If you want to live in the White House, yet not leave Texas, much less run for office, you’re in luck. This month a Texas mansion modeled after the White House was put up for auction.
The house, located at 515 Baybridge in Morgan’s Point near La Porte, doesn’t have the history of the White House, but it has an interesting story of its own.
Ross Sterling, the founder of Humble Oil (now ExxonMobil), was the man who had the house built.
Alfred C. Finn, a leading architect of the time, designed and built the house, which was situated on a six-acre lot facing Galveston Bay. The east, Galveston Bay-facing side of the house resembles the South Portico of the White House.

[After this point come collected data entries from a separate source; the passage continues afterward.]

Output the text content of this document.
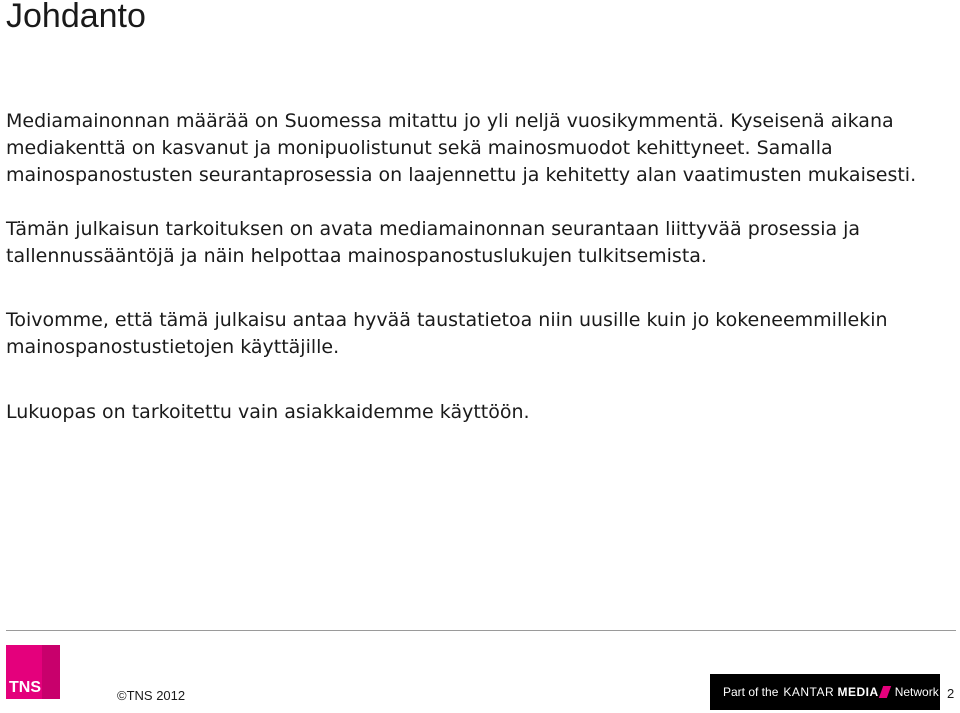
Johdanto

Mediamainonnan määrää on Suomessa mitattu jo yli neljä vuosikymmentä. Kyseisenä aikana mediakenttä on kasvanut ja monipuolistunut sekä mainosmuodot kehittyneet. Samalla mainospanostusten seurantaprosessia on laajennettu ja kehitetty alan vaatimusten mukaisesti.

Tämän julkaisun tarkoituksen on avata mediamainonnan seurantaan liittyvää prosessia ja tallennussääntöjä ja näin helpottaa mainospanostuslukujen tulkitsemista.

Toivomme, että tämä julkaisu antaa hyvää taustatietoa niin uusille kuin jo kokeneemmillekin mainospanostustietojen käyttäjille.

Lukuopas on tarkoitettu vain asiakkaidemme käyttöön.

TNS	©TNS 2012	Part of the KANTAR
MEDIA Network 2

The house is approximately 21,000 square feet with 34 rooms, including seven fireplaces, nine bedrooms and 15 bathrooms. It features a 12-inch Texas limestone façade on a deeply submerged foundation, which helped to preserve the house through the hurricanes and tropical depressions that hit the Gulf Coast.

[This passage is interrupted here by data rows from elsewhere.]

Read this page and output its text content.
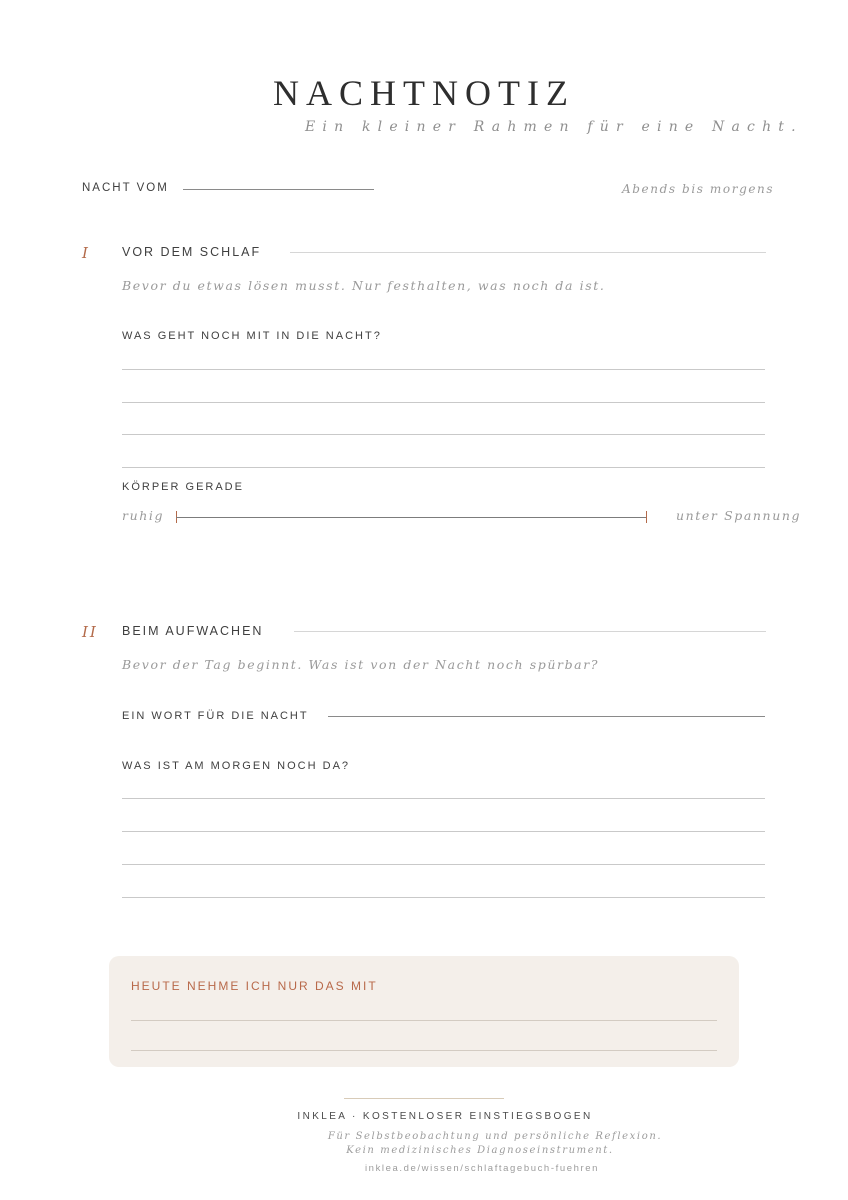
NACHTNOTIZ
Ein kleiner Rahmen für eine Nacht.
NACHT VOM	Abends bis morgens
I	VOR DEM SCHLAF
Bevor du etwas lösen musst. Nur festhalten, was noch da ist.
WAS GEHT NOCH MIT IN DIE NACHT?
KÖRPER GERADE
ruhig	unter Spannung
II BEIM AUFWACHEN
Bevor der Tag beginnt. Was ist von der Nacht noch spürbar?
EIN WORT FÜR DIE NACHT
WAS IST AM MORGEN NOCH DA?
HEUTE NEHME ICH NUR DAS MIT
INKLEA · KOSTENLOSER EINSTIEGSBOGEN
Für Selbstbeobachtung und persönliche Reflexion.
Kein medizinisches Diagnoseinstrument.
inklea.de/wissen/schlaftagebuch-fuehren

Sterling called the house Miramar (for “sea view”). It opened in 1927, and served as a second home for Sterling, who lived in Houston as he built his fortune in the oil business.
Miramar was not the only famous house in which Sterling would live. He served as governor from 1931-33, and he lived in the Texas Governor’s Mansion during those years. He returned to Houston and resumed his business career before his death in 1949.
Sterling gave Miramar to charity in 1946. The Juvenile Optimist Club used it as a juvenile boys’ home before the house went through a succession of owners. The site has a historical marker.